Nun stehen sie da wie begossene Pudel.“ Papst Franziskus habe immer wieder das Recht auf Widerstand aus Gewissensgründen verteidigt, sagt der 86-jährige Geistliche. „Ich sage den Menschen: Nehmt dieses Recht wahr! Wenn sie auf euch zugehen und sagen: Werdet Mitglieder der offiziellen Partei-Kirche, dann weigert euch.“
Der Papst als Komplize im Kampf gegen die Untergrundkirche
Papst Franziskus indes hat vor allem die Einheit der katholischen Kirche im Blick. Das Abkommen solle zu einer Überwindung anhaltender Konflikte beitragen, heißt es in einer Botschaft an die Katholiken in China. Der mit den Behörden aufgenommene Dialog solle zu gegenseitigem Respekt und zum „Aufbau einer gemeinsamen Zukunft in größter Harmonie“ beitragen. „Ich fordere deshalb alle katholischen Chinesen auf, zu Urhebern der Versöhnung zu werden.“ Sie sollten gute Bürger sein, die ihre Heimat lieben und ihrem Land dienen.
Es ist ein Balanceakt. China gewinnt den Papst als Komplizen im Kampf gegen die katholische Untergrundkirche, der außerdem darauf verzichtet, chinesische Menschenrechtsverstöße und Verletzungen des Rechts auf Religionsfreiheit öffentlich anzuprangern. Der Papst wiederum weicht das chinesische Prinzip auf, sich nicht in die inneren Angelegenheiten einmischen zu dürfen. Er leitet einen Prozess ein, von dem er sich eine Überwindung des Schismas der katholischen Kirche in China erhofft, und er ebnet den Weg, um die spirituelle Dynamik im Land mit beeinflussen zu können.
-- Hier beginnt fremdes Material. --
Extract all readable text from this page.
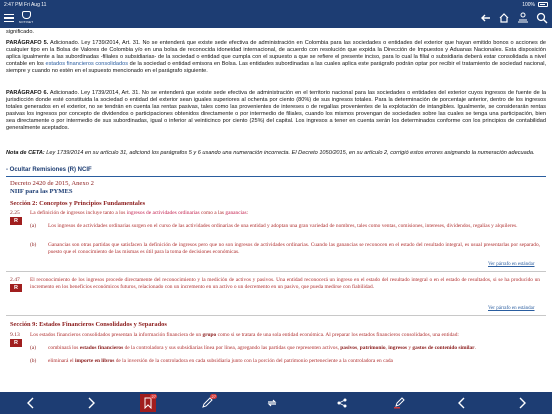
2:47 PM Fri Aug 11	100%
NOTINET
significado.
PARÁGRAFO 5. Adicionado. Ley 1739/2014, Art. 31. No se entenderá que existe sede efectiva de administración en Colombia para las sociedades o entidades del exterior que hayan emitido bonos o acciones de cualquier tipo en la Bolsa de Valores de Colombia y/o en una bolsa de reconocida idoneidad internacional, de acuerdo con resolución que expida la Dirección de Impuestos y Aduanas Nacionales. Esta disposición aplica igualmente a las subordinadas -filiales o subsidiarias- de la sociedad o entidad que cumpla con el supuesto a que se refiere el presente inciso, para lo cual la filial o subsidiaria deberá estar consolidada a nivel contable en los estados financieros consolidados de la sociedad o entidad emisora en Bolsa. Las entidades subordinadas a las cuales aplica este parágrafo podrán optar por recibir el tratamiento de sociedad nacional, siempre y cuando no estén en el supuesto mencionado en el parágrafo siguiente.
PARÁGRAFO 6. Adicionado. Ley 1739/2014, Art. 31. No se entenderá que existe sede efectiva de administración en el territorio nacional para las sociedades o entidades del exterior cuyos ingresos de fuente de la jurisdicción donde esté constituida la sociedad o entidad del exterior sean iguales superiores al ochenta por ciento (80%) de sus ingresos totales. Para la determinación de porcentaje anterior, dentro de los ingresos totales generados en el exterior, no se tendrán en cuenta las rentas pasivas, tales como las provenientes de intereses o de regalías provenientes de la explotación de intangibles. Igualmente, se considerarán rentas pasivas los ingresos por concepto de dividendos o participaciones obtenidos directamente o por intermedio de filiales, cuando los mismos provengan de sociedades sobre las cuales se tenga una participación, bien sea directamente o por intermedio de sus subordinadas, igual o inferior al veinticinco por ciento (25%) del capital. Los ingresos a tener en cuenta serán los determinados conforme con los principios de contabilidad generalmente aceptados.
Nota de CETA: Ley 1739/2014 en su artículo 31, adicionó los parágrafos 5 y 6 usando una numeración incorrecta. El Decreto 1050/2015, en su artículo 2, corrigió estos errores asignando la numeración adecuada.
- Ocultar Remisiones (R) NCIF
Decreto 2420 de 2015, Anexo 2
NIIF para las PYMES
Sección 2: Conceptos y Principios Fundamentales
2.25
R
La definición de ingresos incluye tanto a los ingresos de actividades ordinarias como a las ganancias:
(a) Los ingresos de actividades ordinarias surgen en el curso de las actividades ordinarias de una entidad y adoptan una gran variedad de nombres, tales como ventas, comisiones, intereses, dividendos, regalías y alquileres.
(b) Ganancias son otras partidas que satisfacen la definición de ingresos pero que no son ingresos de actividades ordinarias. Cuando las ganancias se reconocen en el estado del resultado integral, es usual presentarlas por separado, puesto que el conocimiento de las mismas es útil para la toma de decisiones económicas.
Ver párrafo en estándar
2.47
R
El reconocimiento de los ingresos procede directamente del reconocimiento y la medición de activos y pasivos. Una entidad reconocerá un ingreso en el estado del resultado integral o en el estado de resultados, si se ha producido un incremento en los beneficios económicos futuros, relacionado con un incremento en un activo o un decremento en un pasivo, que pueda medirse con fiabilidad.
Ver párrafo en estándar
Sección 9: Estados Financieros Consolidados y Separados
9.13
R
Los estados financieros consolidados presentan la información financiera de un grupo como si se tratara de una sola entidad económica. Al preparar los estados financieros consolidados, una entidad:
(a) combinará los estados financieros de la controladora y sus subsidiarias línea por línea, agregando las partidas que representen activos, pasivos, patrimonio, ingresos y gastos de contenido similar.
(b) eliminará el importe en libros de la inversión de la controladora en cada subsidiaria junto con la porción del patrimonio perteneciente a la controladora en cada
27	27
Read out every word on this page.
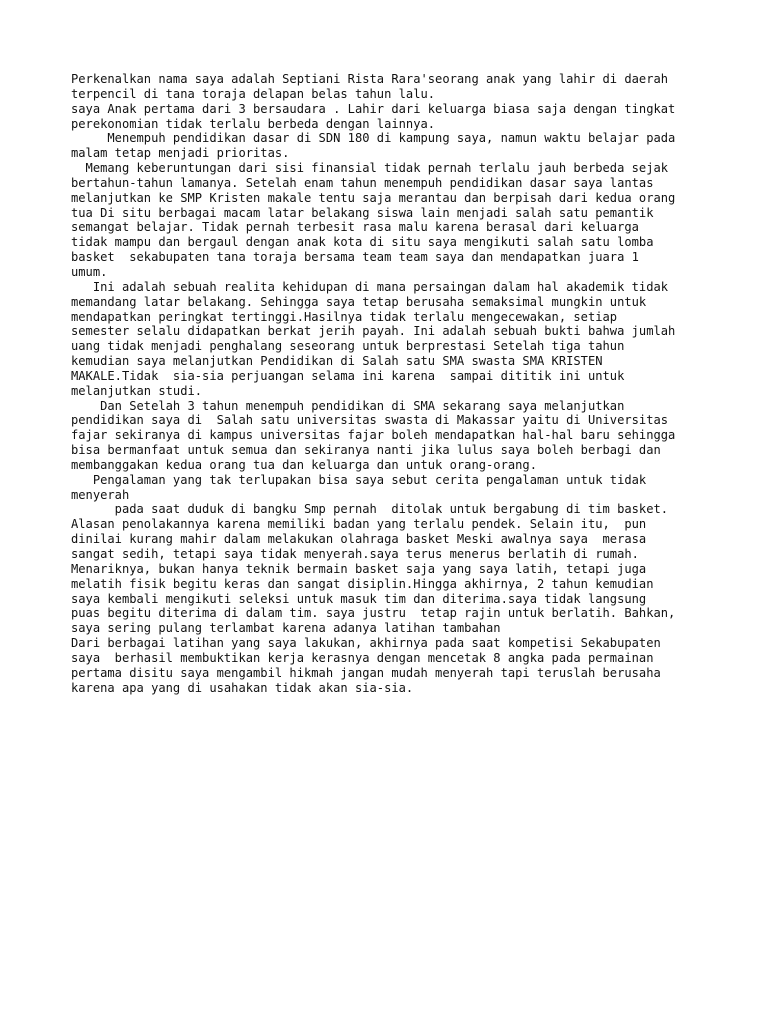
Perkenalkan nama saya adalah Septiani Rista Rara'seorang anak yang lahir di daerah
terpencil di tana toraja delapan belas tahun lalu.
saya Anak pertama dari 3 bersaudara . Lahir dari keluarga biasa saja dengan tingkat
perekonomian tidak terlalu berbeda dengan lainnya.
Menempuh pendidikan dasar di SDN 180 di kampung saya, namun waktu belajar pada
malam tetap menjadi prioritas.
Memang keberuntungan dari sisi finansial tidak pernah terlalu jauh berbeda sejak
bertahun-tahun lamanya. Setelah enam tahun menempuh pendidikan dasar saya lantas
melanjutkan ke SMP Kristen makale tentu saja merantau dan berpisah dari kedua orang
tua Di situ berbagai macam latar belakang siswa lain menjadi salah satu pemantik
semangat belajar. Tidak pernah terbesit rasa malu karena berasal dari keluarga
tidak mampu dan bergaul dengan anak kota di situ saya mengikuti salah satu lomba
basket  sekabupaten tana toraja bersama team team saya dan mendapatkan juara 1
umum.
Ini adalah sebuah realita kehidupan di mana persaingan dalam hal akademik tidak
memandang latar belakang. Sehingga saya tetap berusaha semaksimal mungkin untuk
mendapatkan peringkat tertinggi.Hasilnya tidak terlalu mengecewakan, setiap
semester selalu didapatkan berkat jerih payah. Ini adalah sebuah bukti bahwa jumlah
uang tidak menjadi penghalang seseorang untuk berprestasi Setelah tiga tahun
kemudian saya melanjutkan Pendidikan di Salah satu SMA swasta SMA KRISTEN
MAKALE.Tidak  sia-sia perjuangan selama ini karena  sampai dititik ini untuk
melanjutkan studi.
Dan Setelah 3 tahun menempuh pendidikan di SMA sekarang saya melanjutkan
pendidikan saya di  Salah satu universitas swasta di Makassar yaitu di Universitas
fajar sekiranya di kampus universitas fajar boleh mendapatkan hal-hal baru sehingga
bisa bermanfaat untuk semua dan sekiranya nanti jika lulus saya boleh berbagi dan
membanggakan kedua orang tua dan keluarga dan untuk orang-orang.
Pengalaman yang tak terlupakan bisa saya sebut cerita pengalaman untuk tidak
menyerah
pada saat duduk di bangku Smp pernah  ditolak untuk bergabung di tim basket.
Alasan penolakannya karena memiliki badan yang terlalu pendek. Selain itu,  pun
dinilai kurang mahir dalam melakukan olahraga basket Meski awalnya saya  merasa
sangat sedih, tetapi saya tidak menyerah.saya terus menerus berlatih di rumah.
Menariknya, bukan hanya teknik bermain basket saja yang saya latih, tetapi juga
melatih fisik begitu keras dan sangat disiplin.Hingga akhirnya, 2 tahun kemudian
saya kembali mengikuti seleksi untuk masuk tim dan diterima.saya tidak langsung
puas begitu diterima di dalam tim. saya justru  tetap rajin untuk berlatih. Bahkan,
saya sering pulang terlambat karena adanya latihan tambahan
Dari berbagai latihan yang saya lakukan, akhirnya pada saat kompetisi Sekabupaten
saya  berhasil membuktikan kerja kerasnya dengan mencetak 8 angka pada permainan
pertama disitu saya mengambil hikmah jangan mudah menyerah tapi teruslah berusaha
karena apa yang di usahakan tidak akan sia-sia.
Am Ende dieses Weges könnte die Wiederaufnahme diplomatischer Beziehungen stehen – und womöglich sogar eine Reise des katholischen Kirchenoberhauptes nach China. Wovon träumt der Papst? Das weiß nur er allein. Auf der Liste seiner Träume dürfte ein solcher Besuch ziemlich weit oben stehen.